Moving forward, Sheffi also predicts a rising need for workers who are good at dealing with customers. “As blue-collar jobs get automation, more people will work in service jobs where social skills are valued.” He described how AI will create increasingly complex consumer products, requiring companies to hire employees to work in customer service who are both technically savvy and good communicators.
David Schwebel, head of sales, corporate and strategic business development for RightHand Robotics and executive director of MHI Solutions Community, tells the story of an apparel company that, after the addition of automation, shifted many of its employees from picking to writing personal notes to customers. The company enjoyed a strong reduction in fulfillment costs due to the automation, and unexpected revenue increases due to the notes, illustrating how competitive advantages can arise when employees are allowed to be human. “The automation paved the way to a brand-new selling feature that delighted their customers. Automation unlocks workers’ capabilities and companies’ capabilities,” Schwebel said.
Given recent struggles to staff warehouses and distribution centers, there will be a reluctance to lay off employees. “It’s so shockingly difficult to find people who actually understand your supply chain, so once you have them, you should never, ever let them go,” Schwebel stated.
In addition to limiting the number of mind-numbing tasks humans must perform, AI also reduces workplace injury.
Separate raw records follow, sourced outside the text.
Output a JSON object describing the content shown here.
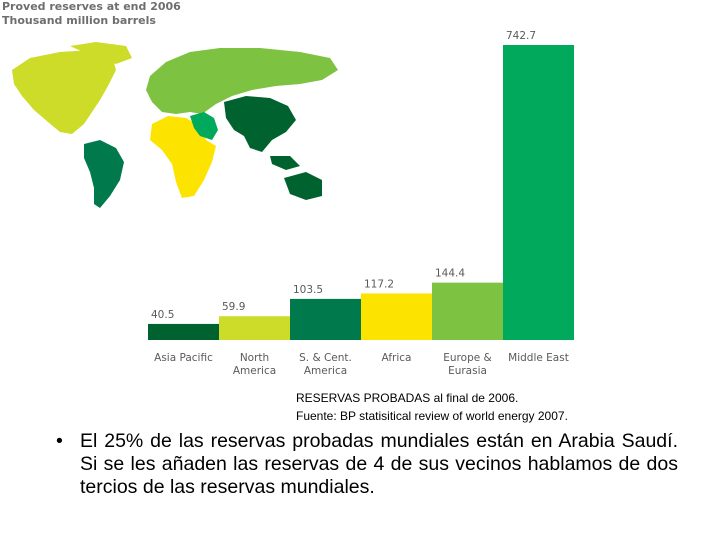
{
  "chart_data": {
    "type": "bar",
    "title": "Proved reserves at end 2006",
    "subtitle": "Thousand million barrels",
    "categories": [
      [
        "Asia Pacific"
      ],
      [
        "North",
        "America"
      ],
      [
        "S. & Cent.",
        "America"
      ],
      [
        "Africa"
      ],
      [
        "Europe &",
        "Eurasia"
      ],
      [
        "Middle East"
      ]
    ],
    "values": [
      40.5,
      59.9,
      103.5,
      117.2,
      144.4,
      742.7
    ],
    "value_labels": [
      "40.5",
      "59.9",
      "103.5",
      "117.2",
      "144.4",
      "742.7"
    ],
    "colors": [
      "#00622f",
      "#cddc28",
      "#007a4c",
      "#fde400",
      "#7dc241",
      "#00a95c"
    ],
    "ylim": [
      0,
      742.7
    ],
    "grid": false,
    "legend": "none",
    "map_colors": {
      "north_america": "#cddc28",
      "south_america": "#007a4c",
      "europe_eurasia": "#7dc241",
      "africa": "#fde400",
      "middle_east": "#00a95c",
      "asia_pacific": "#00622f"
    }
  },
  "caption": {
    "line1": "RESERVAS PROBADAS al final de 2006.",
    "line2": "Fuente: BP statisitical review of world energy 2007."
  },
  "bullet": {
    "symbol": "•",
    "text": "El 25% de las reservas probadas mundiales están en Arabia Saudí. Si se les añaden las reservas de 4 de sus vecinos hablamos de dos tercios de las reservas mundiales."
  }
}
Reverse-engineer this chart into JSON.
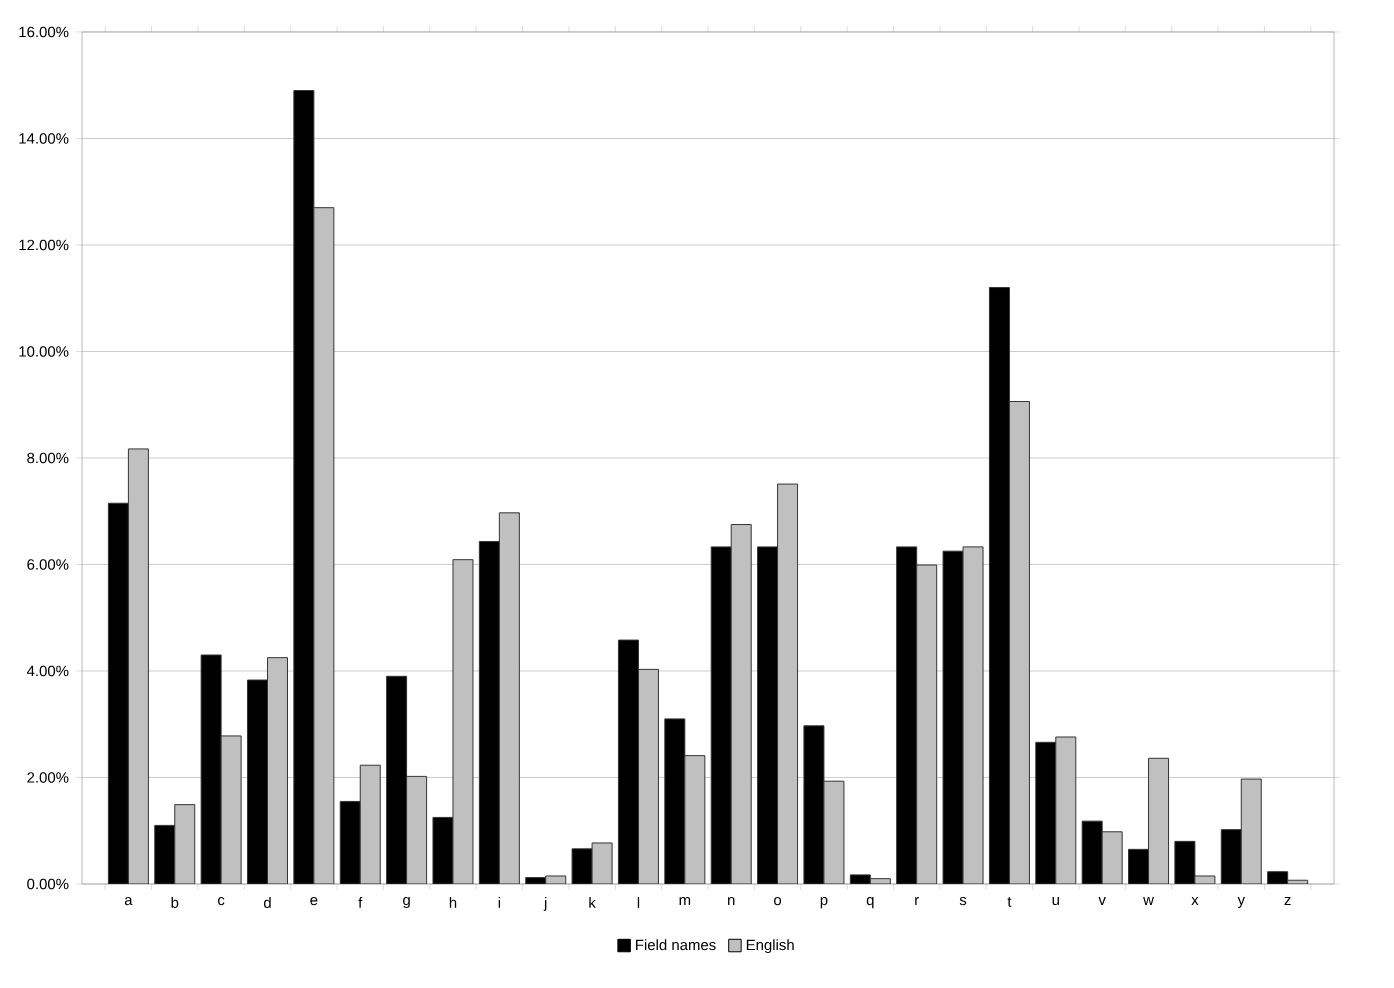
{
  "chart_data": {
    "type": "bar",
    "categories": [
      "a",
      "b",
      "c",
      "d",
      "e",
      "f",
      "g",
      "h",
      "i",
      "j",
      "k",
      "l",
      "m",
      "n",
      "o",
      "p",
      "q",
      "r",
      "s",
      "t",
      "u",
      "v",
      "w",
      "x",
      "y",
      "z"
    ],
    "series": [
      {
        "name": "Field names",
        "color": "#000000",
        "values": [
          7.15,
          1.1,
          4.3,
          3.83,
          14.9,
          1.55,
          3.9,
          1.25,
          6.43,
          0.12,
          0.66,
          4.58,
          3.1,
          6.33,
          6.33,
          2.97,
          0.17,
          6.33,
          6.25,
          11.2,
          2.66,
          1.18,
          0.65,
          0.8,
          1.02,
          0.23
        ]
      },
      {
        "name": "English",
        "color": "#c0c0c0",
        "values": [
          8.17,
          1.49,
          2.78,
          4.25,
          12.7,
          2.23,
          2.02,
          6.09,
          6.97,
          0.15,
          0.77,
          4.03,
          2.41,
          6.75,
          7.51,
          1.93,
          0.1,
          5.99,
          6.33,
          9.06,
          2.76,
          0.98,
          2.36,
          0.15,
          1.97,
          0.07
        ]
      }
    ],
    "ylim": [
      0,
      16
    ],
    "yticks": [
      {
        "value": 0,
        "label": "0.00%"
      },
      {
        "value": 2,
        "label": "2.00%"
      },
      {
        "value": 4,
        "label": "4.00%"
      },
      {
        "value": 6,
        "label": "6.00%"
      },
      {
        "value": 8,
        "label": "8.00%"
      },
      {
        "value": 10,
        "label": "10.00%"
      },
      {
        "value": 12,
        "label": "12.00%"
      },
      {
        "value": 14,
        "label": "14.00%"
      },
      {
        "value": 16,
        "label": "16.00%"
      }
    ],
    "grid": "y",
    "legend": "bottom"
  }
}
For example, Wise describes how Agility’s Digit keeps people out of dangerous areas and can “take on repetitive tasks such as reaching and bending, which will save people from suffering repetitive stress injuries.” By reducing both the physical and mental toll on employees, AI can help reduce the dreaded turnover that has plagued warehouses and distribution centers.
Sustainability Efforts Will Create Jobs
Just like implementing AI is necessary for a supply chain’s survival, so is investing in sustainability. Speaking at MHI’s Annual Conference in October 2023, Gerd Leonhard, futurist and CEO of The Futures Agency, stated that companies who aren’t looking for net zero now will not exist in the future. Although there is often a perception that implementing green practices can tank a company’s balance sheet, Leonhard believes that view is shortsighted. “Green is the new digital. Every penny that is spent on this today will come back multifold,” he said.
The quest for sustainability will leave no link of a supply chain untouched. New jobs (or upskilling opportunities) will be created for people who can monitor environmental performance. There will also be a need for technicians who can work with the future green technology that will be implemented into warehouses and distribution centers.